En mai, j'aimerais réaliser mon projet «Alaska Ski Alp Free Free» afin de donner à de jeunes athlètes de la Vallée d'Aoste la possibilité de vivre une aventure hors d’Europe sur les montagnes les plus réputées du monde. Les régions du centre-sud de l’Alaska offrent les meilleures ascensions de ski alpinisme et de très belles descentes. Chaque jour, nous skierons dans une zone différente et dormirons dans une tente ou un Bed & Breakfast. Un circuit de ski alpinisme où il n'y a pas de remontées mécaniques, mais seulement des étendues infinies de montagnes enneigées.

Manaslu (8,163 mètres), par la route Kukuczka_Hajzer
Manaslu vient du sanskrit «masana», qui signifie «montagne de l’âme», situé dans le centre de l’Himalaya, parmi les vertigineuses vallées de Marsyangdi et de Budhi Gandaki.

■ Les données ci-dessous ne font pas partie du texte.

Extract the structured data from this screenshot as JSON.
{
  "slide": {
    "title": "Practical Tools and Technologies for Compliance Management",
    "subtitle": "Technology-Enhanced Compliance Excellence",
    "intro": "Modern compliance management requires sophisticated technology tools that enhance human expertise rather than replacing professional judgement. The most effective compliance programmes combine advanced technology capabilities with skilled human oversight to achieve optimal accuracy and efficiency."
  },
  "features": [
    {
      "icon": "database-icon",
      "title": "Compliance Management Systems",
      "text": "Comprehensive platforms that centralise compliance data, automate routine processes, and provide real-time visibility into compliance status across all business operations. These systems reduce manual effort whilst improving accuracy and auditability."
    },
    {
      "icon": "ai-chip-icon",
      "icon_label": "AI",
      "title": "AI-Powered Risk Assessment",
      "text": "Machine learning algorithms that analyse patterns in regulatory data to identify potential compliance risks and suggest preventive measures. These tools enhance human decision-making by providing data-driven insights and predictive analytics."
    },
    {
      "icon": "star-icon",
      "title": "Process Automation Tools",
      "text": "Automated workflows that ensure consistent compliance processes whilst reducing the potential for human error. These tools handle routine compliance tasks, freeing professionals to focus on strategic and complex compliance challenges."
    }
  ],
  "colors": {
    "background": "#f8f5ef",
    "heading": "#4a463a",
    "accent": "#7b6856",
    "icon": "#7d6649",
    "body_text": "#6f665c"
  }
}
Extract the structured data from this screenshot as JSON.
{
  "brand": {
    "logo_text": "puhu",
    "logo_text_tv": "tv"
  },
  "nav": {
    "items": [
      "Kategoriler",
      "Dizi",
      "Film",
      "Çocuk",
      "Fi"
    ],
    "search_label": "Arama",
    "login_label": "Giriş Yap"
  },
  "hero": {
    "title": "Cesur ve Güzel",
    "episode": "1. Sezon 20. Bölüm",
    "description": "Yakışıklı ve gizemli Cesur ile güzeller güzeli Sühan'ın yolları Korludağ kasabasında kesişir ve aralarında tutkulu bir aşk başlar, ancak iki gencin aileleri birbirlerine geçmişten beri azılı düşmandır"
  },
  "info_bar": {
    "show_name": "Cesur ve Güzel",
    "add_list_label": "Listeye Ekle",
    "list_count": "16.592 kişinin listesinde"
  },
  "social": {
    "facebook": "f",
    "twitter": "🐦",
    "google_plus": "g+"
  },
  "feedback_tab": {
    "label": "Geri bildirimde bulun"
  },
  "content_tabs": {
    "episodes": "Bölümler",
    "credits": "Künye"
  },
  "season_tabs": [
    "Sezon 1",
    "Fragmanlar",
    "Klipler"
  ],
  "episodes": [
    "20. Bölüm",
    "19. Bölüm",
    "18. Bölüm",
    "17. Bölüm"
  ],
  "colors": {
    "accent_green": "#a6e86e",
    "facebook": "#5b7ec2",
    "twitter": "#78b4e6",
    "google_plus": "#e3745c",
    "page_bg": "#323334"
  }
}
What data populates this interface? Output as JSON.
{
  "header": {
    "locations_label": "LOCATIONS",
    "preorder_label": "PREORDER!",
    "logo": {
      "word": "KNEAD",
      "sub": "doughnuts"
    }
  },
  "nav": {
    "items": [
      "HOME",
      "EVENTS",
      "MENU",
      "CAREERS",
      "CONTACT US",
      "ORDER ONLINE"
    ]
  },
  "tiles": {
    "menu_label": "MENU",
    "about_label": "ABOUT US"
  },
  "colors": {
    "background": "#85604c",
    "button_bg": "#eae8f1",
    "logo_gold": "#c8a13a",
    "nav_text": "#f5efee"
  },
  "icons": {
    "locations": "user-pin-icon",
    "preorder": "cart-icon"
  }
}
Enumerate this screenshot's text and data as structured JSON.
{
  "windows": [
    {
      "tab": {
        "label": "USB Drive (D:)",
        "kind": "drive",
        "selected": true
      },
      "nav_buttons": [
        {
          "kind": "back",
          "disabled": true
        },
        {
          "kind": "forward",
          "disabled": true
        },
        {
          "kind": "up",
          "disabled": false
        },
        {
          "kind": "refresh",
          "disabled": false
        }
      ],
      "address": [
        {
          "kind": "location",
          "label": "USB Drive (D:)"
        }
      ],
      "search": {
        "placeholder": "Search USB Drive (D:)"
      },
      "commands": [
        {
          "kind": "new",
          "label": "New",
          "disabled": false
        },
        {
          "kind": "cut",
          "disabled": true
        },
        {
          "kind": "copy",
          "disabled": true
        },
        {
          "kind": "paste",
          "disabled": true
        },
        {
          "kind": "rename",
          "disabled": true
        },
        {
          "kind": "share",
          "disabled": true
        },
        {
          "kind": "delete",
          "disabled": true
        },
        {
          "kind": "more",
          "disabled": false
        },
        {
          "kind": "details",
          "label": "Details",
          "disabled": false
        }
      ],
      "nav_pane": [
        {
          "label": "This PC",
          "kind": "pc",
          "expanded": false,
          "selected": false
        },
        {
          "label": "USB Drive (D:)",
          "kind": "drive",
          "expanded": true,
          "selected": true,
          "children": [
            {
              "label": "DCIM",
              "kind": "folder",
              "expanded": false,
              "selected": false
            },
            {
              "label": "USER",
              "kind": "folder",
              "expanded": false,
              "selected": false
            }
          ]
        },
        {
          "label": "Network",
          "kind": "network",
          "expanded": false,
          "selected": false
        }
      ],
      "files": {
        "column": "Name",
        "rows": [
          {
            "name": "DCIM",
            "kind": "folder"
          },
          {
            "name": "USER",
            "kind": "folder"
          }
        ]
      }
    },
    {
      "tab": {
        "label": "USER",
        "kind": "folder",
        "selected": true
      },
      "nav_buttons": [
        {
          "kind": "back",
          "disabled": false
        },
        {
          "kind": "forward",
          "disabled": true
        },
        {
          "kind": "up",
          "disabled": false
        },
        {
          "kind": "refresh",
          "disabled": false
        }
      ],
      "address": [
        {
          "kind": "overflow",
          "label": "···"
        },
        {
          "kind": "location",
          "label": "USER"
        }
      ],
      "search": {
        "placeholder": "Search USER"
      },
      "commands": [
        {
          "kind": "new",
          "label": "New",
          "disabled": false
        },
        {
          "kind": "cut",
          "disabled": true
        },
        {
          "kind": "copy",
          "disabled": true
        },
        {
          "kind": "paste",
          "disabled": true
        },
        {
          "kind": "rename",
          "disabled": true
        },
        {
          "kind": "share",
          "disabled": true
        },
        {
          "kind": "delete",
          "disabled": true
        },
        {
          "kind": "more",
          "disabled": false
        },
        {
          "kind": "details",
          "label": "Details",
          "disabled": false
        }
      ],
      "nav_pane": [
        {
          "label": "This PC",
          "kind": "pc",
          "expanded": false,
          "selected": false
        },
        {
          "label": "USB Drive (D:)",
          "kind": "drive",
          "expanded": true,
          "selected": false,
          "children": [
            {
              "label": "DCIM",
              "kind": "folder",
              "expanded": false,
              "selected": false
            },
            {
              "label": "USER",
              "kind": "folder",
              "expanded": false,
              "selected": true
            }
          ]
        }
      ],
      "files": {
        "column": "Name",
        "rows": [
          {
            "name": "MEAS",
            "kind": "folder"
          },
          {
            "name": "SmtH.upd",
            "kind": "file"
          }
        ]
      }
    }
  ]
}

Pour moi, cette expédition représente un retour sur cette grande montagne; En 1996, j’ai essayé de la gravir parvenant jusqu’à 7 800 m. Ce fut une aventure inoubliable. Cette nouvelle aventure compte beaucoup pour moi. L'équipe est géniale: François Cazzanelli (qui m'a déjà rejoint sur Kanch et sur Lothse), Francesco Ratti, Emrik Favre et Maurizio Follini. Pas seulement de bons amis, mais aussi des alpinistes experts. Nous prévoyons de partir début septembre et de revenir à la mi-octobre 2019.